Since 1982, the company has dedicated itself to the arts of theater and puppetry, presenting diverse theater artists and producing events that serve the community.
Eric Bass, who co-founded Sandglass with his wife, Ines Bass, reminisced about the origin of Sandglass Theater 40 years ago.
“In 1982, Sandglass Theater was just two people starting a relationship, building a puppet theater production, and looking for a name,” he said.
Bass said the Sandglass Theater name “encompassed several aspects of who we were and who we became.” The name is a portmanteau of the English and German words for the same object: “sanduhr” and “hourglass.” It represents “our sense of history, our sense of fragility, our sense of continuity,” he said.
Bass called the festival “a celebration of the art form that has sustained us all this time, and of the community that has embraced us, nurtured us, and expanded our relationships. This is an opportunity for us to thank you.”
The Basses found that Sandglass's first production, Sand, “came to define what we would become: a company dedicated to evocative images, and to full engagement with the life of puppets and where they led us.”

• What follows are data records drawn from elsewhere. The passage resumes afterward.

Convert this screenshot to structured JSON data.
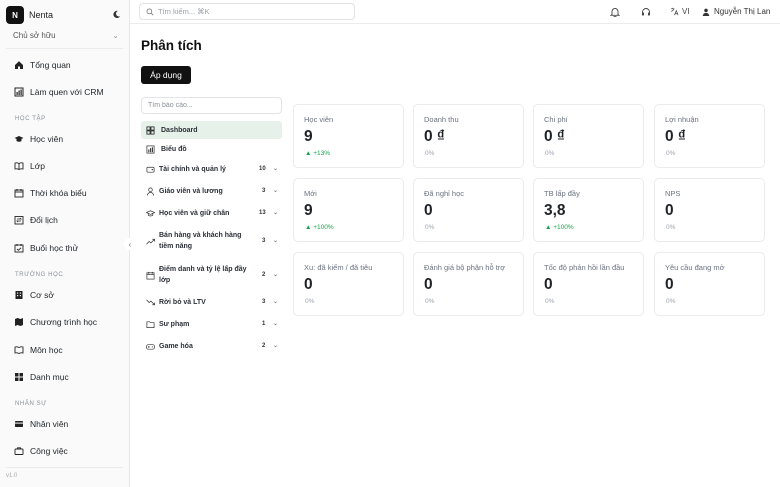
{
  "app": {
    "logo_letter": "N",
    "name": "Nenta"
  },
  "sidebar": {
    "role": "Chủ sở hữu",
    "items_top": [
      {
        "id": "overview",
        "label": "Tổng quan",
        "icon": "home-icon"
      },
      {
        "id": "crm",
        "label": "Làm quen với CRM",
        "icon": "chart-icon"
      }
    ],
    "section_study": "HỌC TẬP",
    "items_study": [
      {
        "id": "students",
        "label": "Học viên",
        "icon": "graduation-cap-icon"
      },
      {
        "id": "classes",
        "label": "Lớp",
        "icon": "book-open-icon"
      },
      {
        "id": "timetable",
        "label": "Thời khóa biểu",
        "icon": "calendar-icon"
      },
      {
        "id": "reschedule",
        "label": "Đổi lịch",
        "icon": "swap-icon"
      },
      {
        "id": "trial",
        "label": "Buổi học thử",
        "icon": "calendar-check-icon"
      }
    ],
    "section_school": "TRƯỜNG HỌC",
    "items_school": [
      {
        "id": "campus",
        "label": "Cơ sở",
        "icon": "building-icon"
      },
      {
        "id": "programs",
        "label": "Chương trình học",
        "icon": "map-icon"
      },
      {
        "id": "subjects",
        "label": "Môn học",
        "icon": "book-icon"
      },
      {
        "id": "categories",
        "label": "Danh mục",
        "icon": "grid-icon"
      }
    ],
    "section_hr": "NHÂN SỰ",
    "items_hr": [
      {
        "id": "staff",
        "label": "Nhân viên",
        "icon": "id-card-icon"
      },
      {
        "id": "jobs",
        "label": "Công việc",
        "icon": "briefcase-icon"
      }
    ],
    "version": "v1.0"
  },
  "topbar": {
    "search_placeholder": "Tìm kiếm... ⌘K",
    "language": "VI",
    "user_name": "Nguyễn Thị Lan"
  },
  "main": {
    "title": "Phân tích",
    "apply_label": "Áp dụng",
    "report_search_placeholder": "Tìm báo cáo...",
    "reports": [
      {
        "label": "Dashboard",
        "count": "",
        "active": true,
        "icon": "dashboard-icon"
      },
      {
        "label": "Biểu đồ",
        "count": "",
        "active": false,
        "icon": "bar-chart-icon"
      },
      {
        "label": "Tài chính và quản lý",
        "count": "10",
        "active": false,
        "icon": "wallet-icon"
      },
      {
        "label": "Giáo viên và lương",
        "count": "3",
        "active": false,
        "icon": "user-icon"
      },
      {
        "label": "Học viên và giữ chân",
        "count": "13",
        "active": false,
        "icon": "graduation-cap-icon"
      },
      {
        "label": "Bán hàng và khách hàng tiềm năng",
        "count": "3",
        "active": false,
        "icon": "trending-up-icon"
      },
      {
        "label": "Điểm danh và tỷ lệ lấp đầy lớp",
        "count": "2",
        "active": false,
        "icon": "calendar-icon"
      },
      {
        "label": "Rời bỏ và LTV",
        "count": "3",
        "active": false,
        "icon": "trending-down-icon"
      },
      {
        "label": "Sư phạm",
        "count": "1",
        "active": false,
        "icon": "folder-icon"
      },
      {
        "label": "Game hóa",
        "count": "2",
        "active": false,
        "icon": "gamepad-icon"
      }
    ],
    "cards": [
      {
        "title": "Học viên",
        "value": "9",
        "change": "▲ +13%",
        "up": true
      },
      {
        "title": "Doanh thu",
        "value": "0 ₫",
        "change": "0%",
        "up": false
      },
      {
        "title": "Chi phí",
        "value": "0 ₫",
        "change": "0%",
        "up": false
      },
      {
        "title": "Lợi nhuận",
        "value": "0 ₫",
        "change": "0%",
        "up": false
      },
      {
        "title": "Mới",
        "value": "9",
        "change": "▲ +100%",
        "up": true
      },
      {
        "title": "Đã nghỉ học",
        "value": "0",
        "change": "0%",
        "up": false
      },
      {
        "title": "TB lấp đầy",
        "value": "3,8",
        "change": "▲ +100%",
        "up": true
      },
      {
        "title": "NPS",
        "value": "0",
        "change": "0%",
        "up": false
      },
      {
        "title": "Xu: đã kiếm / đã tiêu",
        "value": "0",
        "change": "0%",
        "up": false
      },
      {
        "title": "Đánh giá bộ phận hỗ trợ",
        "value": "0",
        "change": "0%",
        "up": false
      },
      {
        "title": "Tốc độ phản hồi lần đầu",
        "value": "0",
        "change": "0%",
        "up": false
      },
      {
        "title": "Yêu cầu đang mở",
        "value": "0",
        "change": "0%",
        "up": false
      }
    ]
  },
  "colors": {
    "accent": "#111111",
    "active_bg": "#e6f1ea",
    "positive": "#16a34a"
  }
}
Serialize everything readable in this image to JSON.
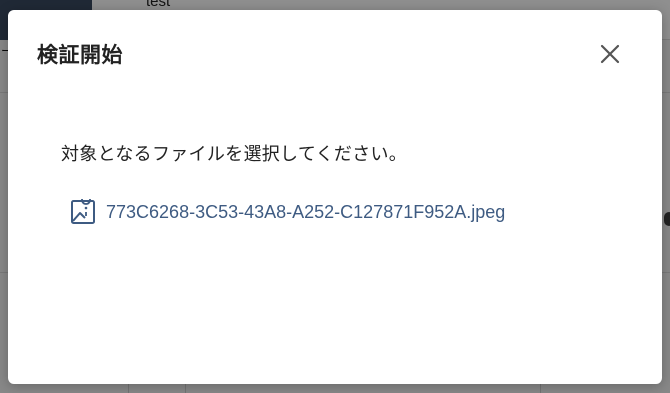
{
  "background": {
    "header_text": "test",
    "edge_glyph": "ー"
  },
  "dialog": {
    "title": "検証開始",
    "close_icon": "close-icon",
    "instruction": "対象となるファイルを選択してください。",
    "file": {
      "icon": "image-file-icon",
      "name": "773C6268-3C53-43A8-A252-C127871F952A.jpeg"
    }
  },
  "colors": {
    "link": "#3e5b82",
    "overlay": "rgba(0,0,0,0.44)"
  }
}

Ines Bass remembers the move into a studio space in Munich, Germany, the birthplace of Sandglass Theater.
“The place had been the workshop of a tailor, and we inherited many yards of his woolen, black fabric,” she said of the material that accompanied them on tours around the globe and that “followed us to America like a faithful and dedicated actor.”
Ines Bass thinks of that fabric - now safely preserved - “as something whose thread symbolically wove itself into the fabric of our life's work,” she said. “It is older, faded a bit here and there, has taken on the smell of many places but still makes a strong statement as a persistent and important player. I believe it will last for quite a while longer.”

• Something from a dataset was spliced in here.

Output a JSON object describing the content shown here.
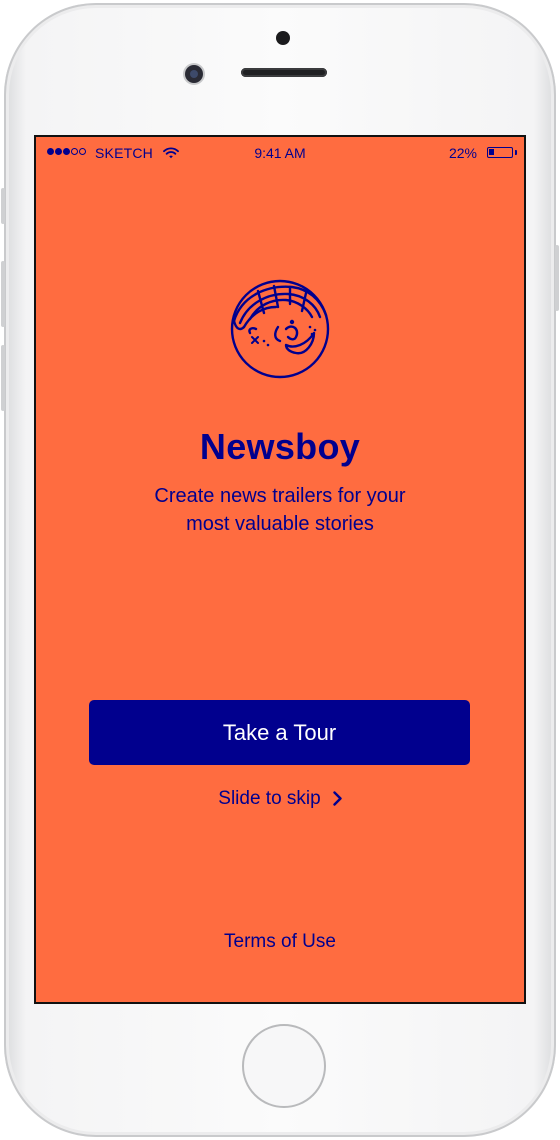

“As for our puppet festivals, I think of them in a similar way,” Ines Bass continued. “They are a repeating pattern in the metaphoric weaving of our history. They have connected the wider world with our community and created a beautiful and colorful tapestry.”
What to expect
Working closely with regional leaders, Sandglass Theater's artists and directors will present a program that goes beyond the stage with the aim to foster meaningful conversations around the performances and the themes they address.
• Krystal Puppeteers from Kenya will weave a tale filled with music, dance, and memorable characters about the dramatic roots of a river's name and how it influences its modern day inhabitants in Tears by the River.
• Lone Wolf Tribe, a multidisciplinary performance company based in Brooklyn, N.Y., and helmed by founding artistic director Kevin Augustine, will present his solo show, Body Concert, involving large body parts animated to rigorous choreography inspired by Japanese Butoh dance.
• Theater Waidspeicher from Germany, which produced an interpretation of Romeo and Juliet at the 2015 festival, will present a poignant tale about loss of home and fleeing from war in When My Father Became a Bush.
• Dafa Puppet Theater (Jordan/Czech Republic) will offer a story about exile and dreams in War Maker.
• Migraciones/Migrations (Mexico/United States) by Paradox Teatro follows a photojournalist's visual journey to learn the story of refugees migrating across sand, water, and shadows. It will be performed in English and Spanish.
• In Judy Saves the Day, Sarah Nolen of Boston will offer a modern interpretation of the traditional Punch-and-Judy show in what the theater describes as “a hilarious, timely, hand-crafted farce that the whole family will enjoy.”
• Sandglass Theater's newest work, Flushing, is a collaboration with award-winning playwright Linda Parris-Bailey about race, legacy, identity, and the process of making room for someone else.
Also part of the festival will be community-wide public forums, “Access Through the Arts,” which will underscore what the theater describes as “the powerful importance of the role of the arts in addressing and inspiring personal engagement with national and international conversations.”